Federal antitrust reviewers will likely look market to market in deciding whether to approve the proposed Aetna-Humana merger and other looming health insurance industry tie-up deals, experts say.
Aetna CEO Mark Bertolini said his company is ready for government examination as it prepares to buy Humana for $37 billion. The deal includes a $1 billion fee that Aetna would pay Humana if the merger fails to pass its antitrust review. Aetna has already discussed possible divestitures in particular markets. “We took a conservative view of what we thought we would need to divest,” Bertolini said during a conference call with investors last week.

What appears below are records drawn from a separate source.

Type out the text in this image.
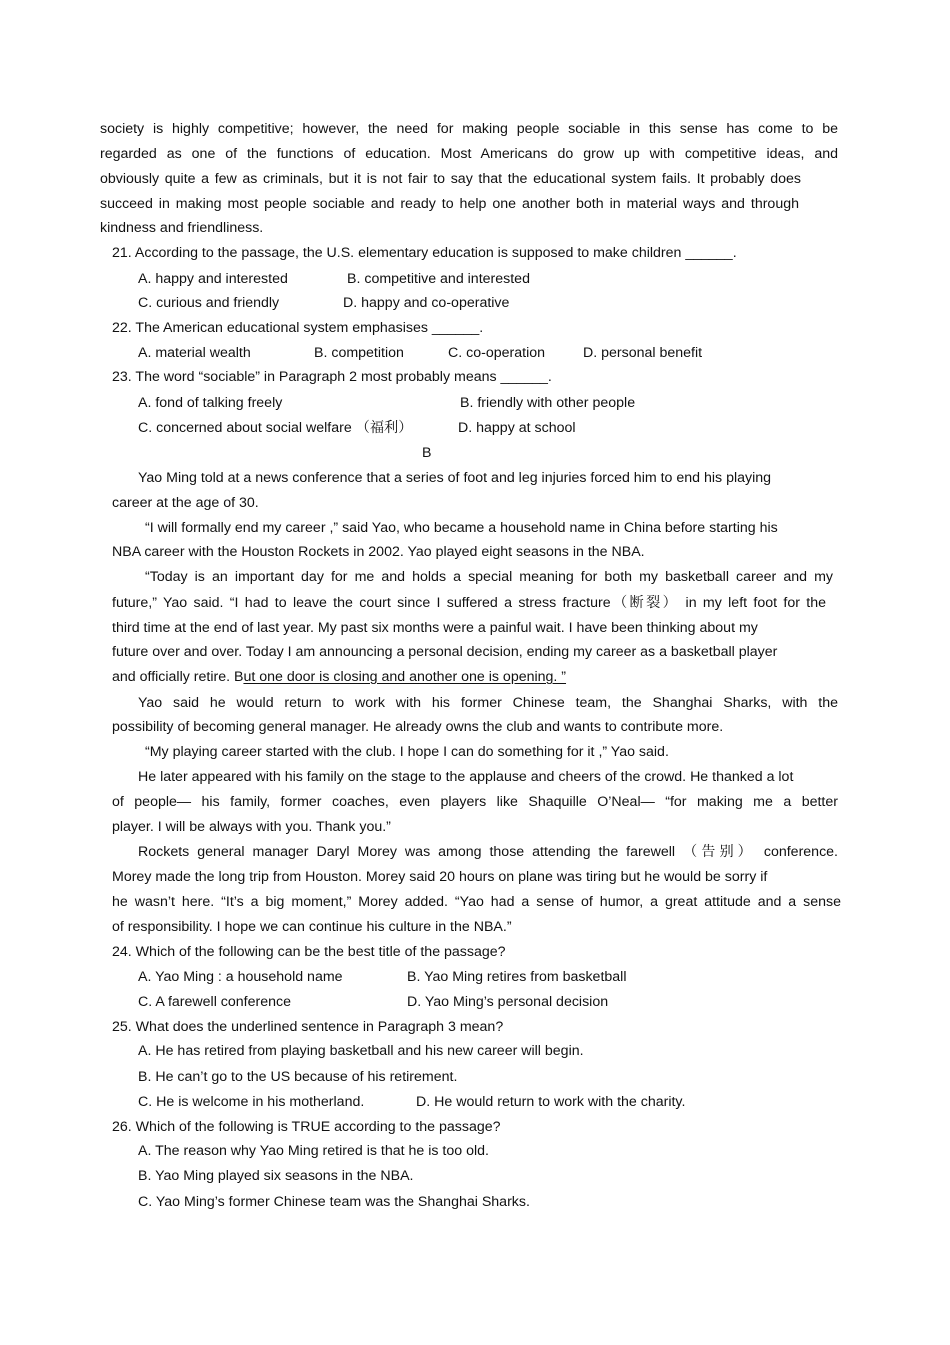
society is highly competitive; however, the need for making people sociable in this sense has come to be
regarded as one of the functions of education. Most Americans do grow up with competitive ideas, and
obviously quite a few as criminals, but it is not fair to say that the educational system fails. It probably does
succeed in making most people sociable and ready to help one another both in material ways and through
kindness and friendliness.
21. According to the passage, the U.S. elementary education is supposed to make children ______.
A. happy and interested	B. competitive and interested
C. curious and friendly	D. happy and co-operative
22. The American educational system emphasises ______.
A. material wealth	B. competition	C. co-operation	D. personal benefit
23. The word “sociable” in Paragraph 2 most probably means ______.
A. fond of talking freely	B. friendly with other people
C. concerned about social welfare （福利）	D. happy at school
B
Yao Ming told at a news conference that a series of foot and leg injuries forced him to end his playing
career at the age of 30.
“I will formally end my career ,” said Yao, who became a household name in China before starting his
NBA career with the Houston Rockets in 2002. Yao played eight seasons in the NBA.
“Today is an important day for me and holds a special meaning for both my basketball career and my
future,” Yao said. “I had to leave the court since I suffered a stress fracture（断裂） in my left foot for the
third time at the end of last year. My past six months were a painful wait. I have been thinking about my
future over and over. Today I am announcing a personal decision, ending my career as a basketball player
and officially retire. But one door is closing and another one is opening. ”
Yao said he would return to work with his former Chinese team, the Shanghai Sharks, with the
possibility of becoming general manager. He already owns the club and wants to contribute more.
“My playing career started with the club. I hope I can do something for it ,” Yao said.
He later appeared with his family on the stage to the applause and cheers of the crowd. He thanked a lot
of people— his family, former coaches, even players like Shaquille O’Neal— “for making me a better
player. I will be always with you. Thank you.”
Rockets general manager Daryl Morey was among those attending the farewell （告别） conference.
Morey made the long trip from Houston. Morey said 20 hours on plane was tiring but he would be sorry if
he wasn’t here. “It’s a big moment,” Morey added. “Yao had a sense of humor, a great attitude and a sense
of responsibility. I hope we can continue his culture in the NBA.”
24. Which of the following can be the best title of the passage?
A. Yao Ming : a household name	B. Yao Ming retires from basketball
C. A farewell conference	D. Yao Ming’s personal decision
25. What does the underlined sentence in Paragraph 3 mean?
A. He has retired from playing basketball and his new career will begin.
B. He can’t go to the US because of his retirement.
C. He is welcome in his motherland.	D. He would return to work with the charity.
26. Which of the following is TRUE according to the passage?
A. The reason why Yao Ming retired is that he is too old.
B. Yao Ming played six seasons in the NBA.
C. Yao Ming’s former Chinese team was the Shanghai Sharks.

But the review process likely will be a complex one, given the size and reach of Aetna and Humana, experts say. And other pending insurance consolidations also may affect how regulators view the Aetna-Humana deal.

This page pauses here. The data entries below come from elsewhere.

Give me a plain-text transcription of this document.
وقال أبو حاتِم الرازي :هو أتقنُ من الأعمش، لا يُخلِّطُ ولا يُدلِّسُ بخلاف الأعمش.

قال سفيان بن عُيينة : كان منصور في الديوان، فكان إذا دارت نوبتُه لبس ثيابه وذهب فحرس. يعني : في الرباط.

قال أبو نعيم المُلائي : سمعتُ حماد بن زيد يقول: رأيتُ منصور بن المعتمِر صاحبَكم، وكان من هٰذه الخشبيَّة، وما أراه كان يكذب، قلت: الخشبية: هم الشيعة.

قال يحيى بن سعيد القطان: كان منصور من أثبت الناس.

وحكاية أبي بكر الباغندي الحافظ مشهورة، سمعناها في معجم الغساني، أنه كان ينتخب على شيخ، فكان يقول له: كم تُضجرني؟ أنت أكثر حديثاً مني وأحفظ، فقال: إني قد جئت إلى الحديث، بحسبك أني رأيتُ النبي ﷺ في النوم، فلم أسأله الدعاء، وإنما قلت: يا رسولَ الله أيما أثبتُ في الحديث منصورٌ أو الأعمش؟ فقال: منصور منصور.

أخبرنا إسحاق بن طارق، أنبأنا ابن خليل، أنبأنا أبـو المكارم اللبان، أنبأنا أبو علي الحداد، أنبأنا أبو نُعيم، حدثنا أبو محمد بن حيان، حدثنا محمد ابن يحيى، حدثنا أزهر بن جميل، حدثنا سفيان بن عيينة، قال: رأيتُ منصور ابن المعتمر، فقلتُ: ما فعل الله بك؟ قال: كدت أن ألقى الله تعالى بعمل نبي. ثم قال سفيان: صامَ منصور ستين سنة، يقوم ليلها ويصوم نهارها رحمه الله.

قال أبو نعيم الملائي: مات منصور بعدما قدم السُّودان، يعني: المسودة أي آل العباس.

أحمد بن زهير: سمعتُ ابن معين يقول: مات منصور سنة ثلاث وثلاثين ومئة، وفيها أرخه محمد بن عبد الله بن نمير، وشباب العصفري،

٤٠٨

In recent weeks, Centene Corp. offered $6.3 billion for Health Net, and Anthem has offered about $47 billion in cash and stock for Cigna Corp. The five largest for-profit health insurers—Aetna, Anthem, Cigna, Humana and UnitedHealth Group—have all been the subjects of merger talks.

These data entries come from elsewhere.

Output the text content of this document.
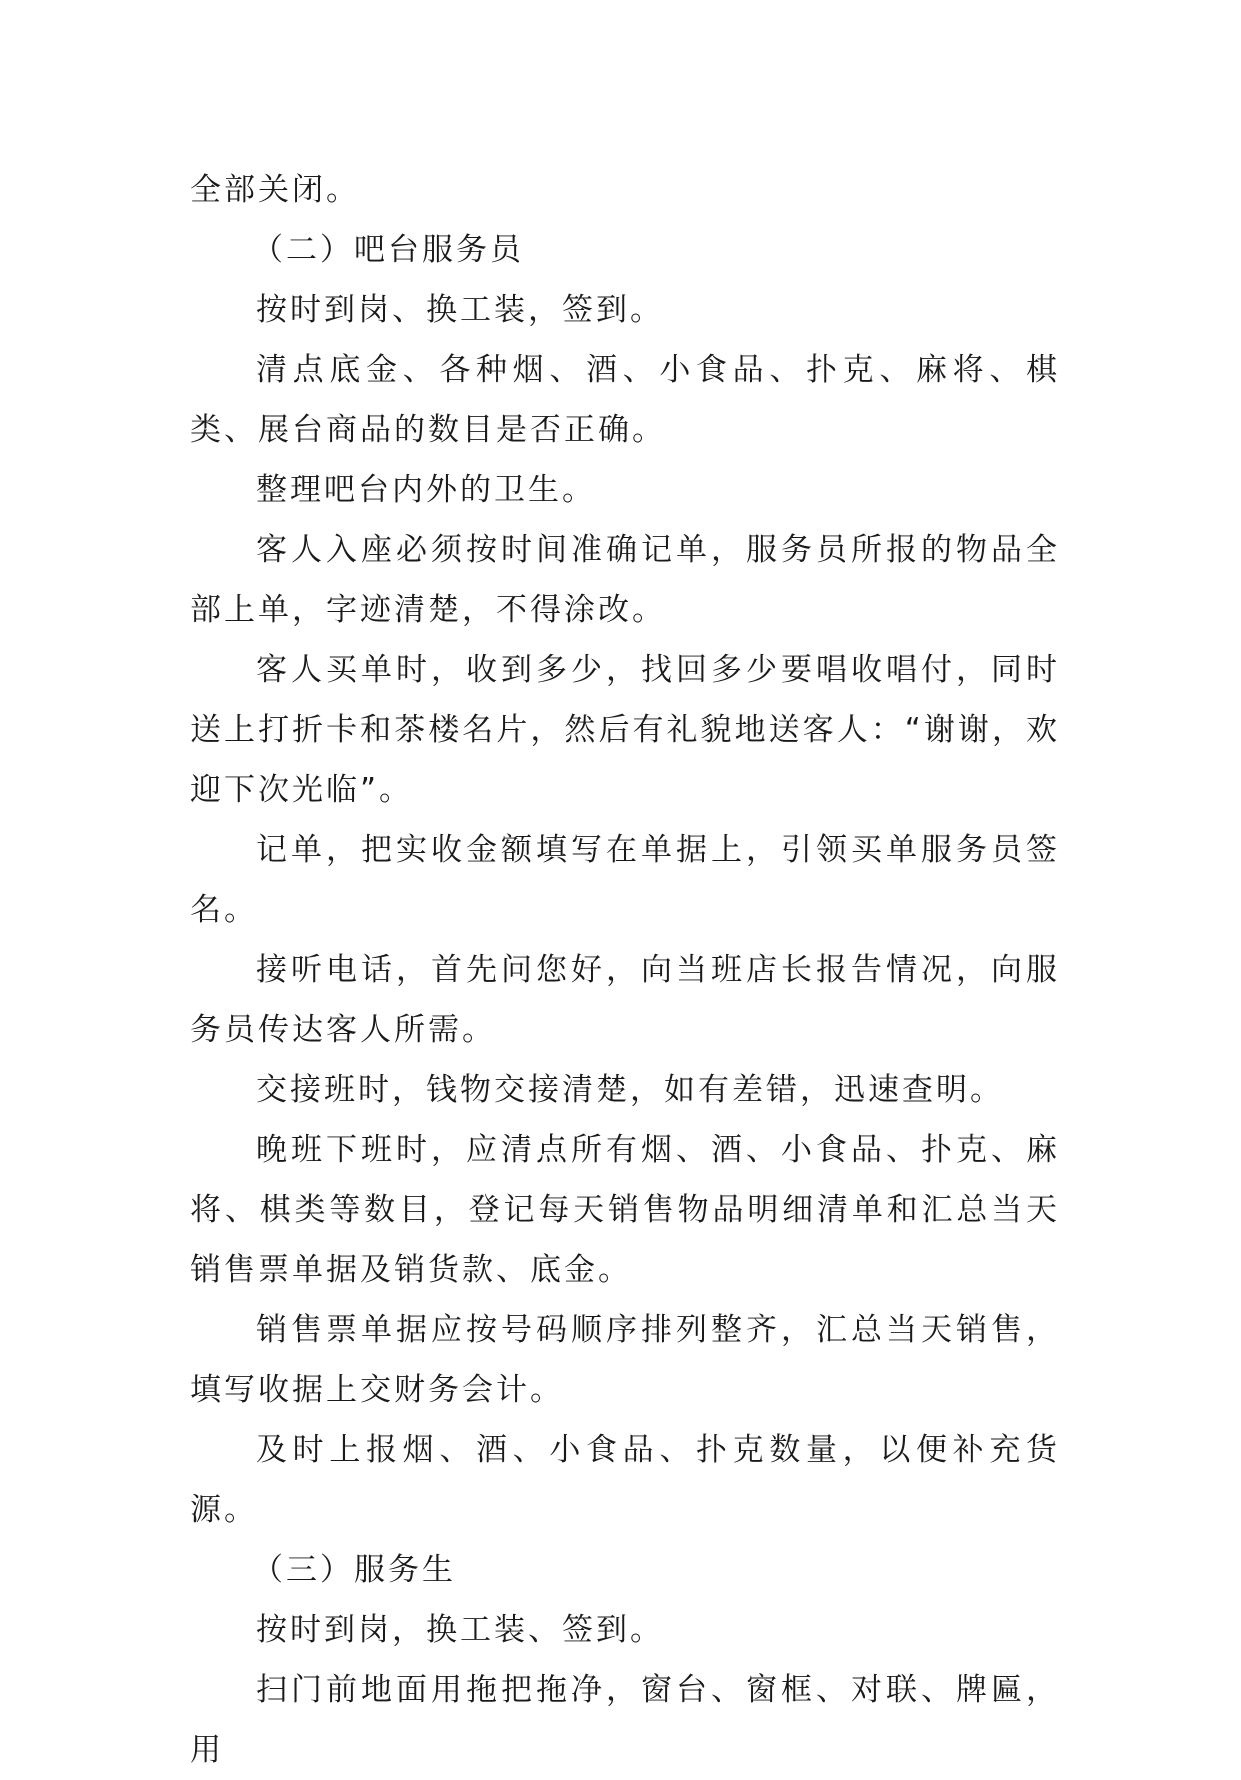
全部关闭。

（二）吧台服务员

按时到岗、换工装，签到。

清点底金、各种烟、酒、小食品、扑克、麻将、棋类、展台商品的数目是否正确。

整理吧台内外的卫生。

客人入座必须按时间准确记单，服务员所报的物品全部上单，字迹清楚，不得涂改。

客人买单时，收到多少，找回多少要唱收唱付，同时送上打折卡和茶楼名片，然后有礼貌地送客人：“谢谢，欢迎下次光临”。

记单，把实收金额填写在单据上，引领买单服务员签名。

接听电话，首先问您好，向当班店长报告情况，向服务员传达客人所需。

交接班时，钱物交接清楚，如有差错，迅速查明。

晚班下班时，应清点所有烟、酒、小食品、扑克、麻将、棋类等数目，登记每天销售物品明细清单和汇总当天销售票单据及销货款、底金。

销售票单据应按号码顺序排列整齐，汇总当天销售，填写收据上交财务会计。

及时上报烟、酒、小食品、扑克数量，以便补充货源。

（三）服务生

按时到岗，换工装、签到。

扫门前地面用拖把拖净，窗台、窗框、对联、牌匾，用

Duke University Law Professor Barak Richman said the Justice Department likely will review such deals on a market-by-market basis, keeping in mind their long-term competitive dynamics. Mergers like the Aetna-Humana combination involve many sub-markets in terms of geography and products. “It's a very, very complicated analysis,” he said.
That antitrust review process may be further complicated if more major insurers announce additional deals in coming weeks and months. The Justice Department likely will study the Aetna-Humana merger with an eye toward any subsequent transactions, Richman said.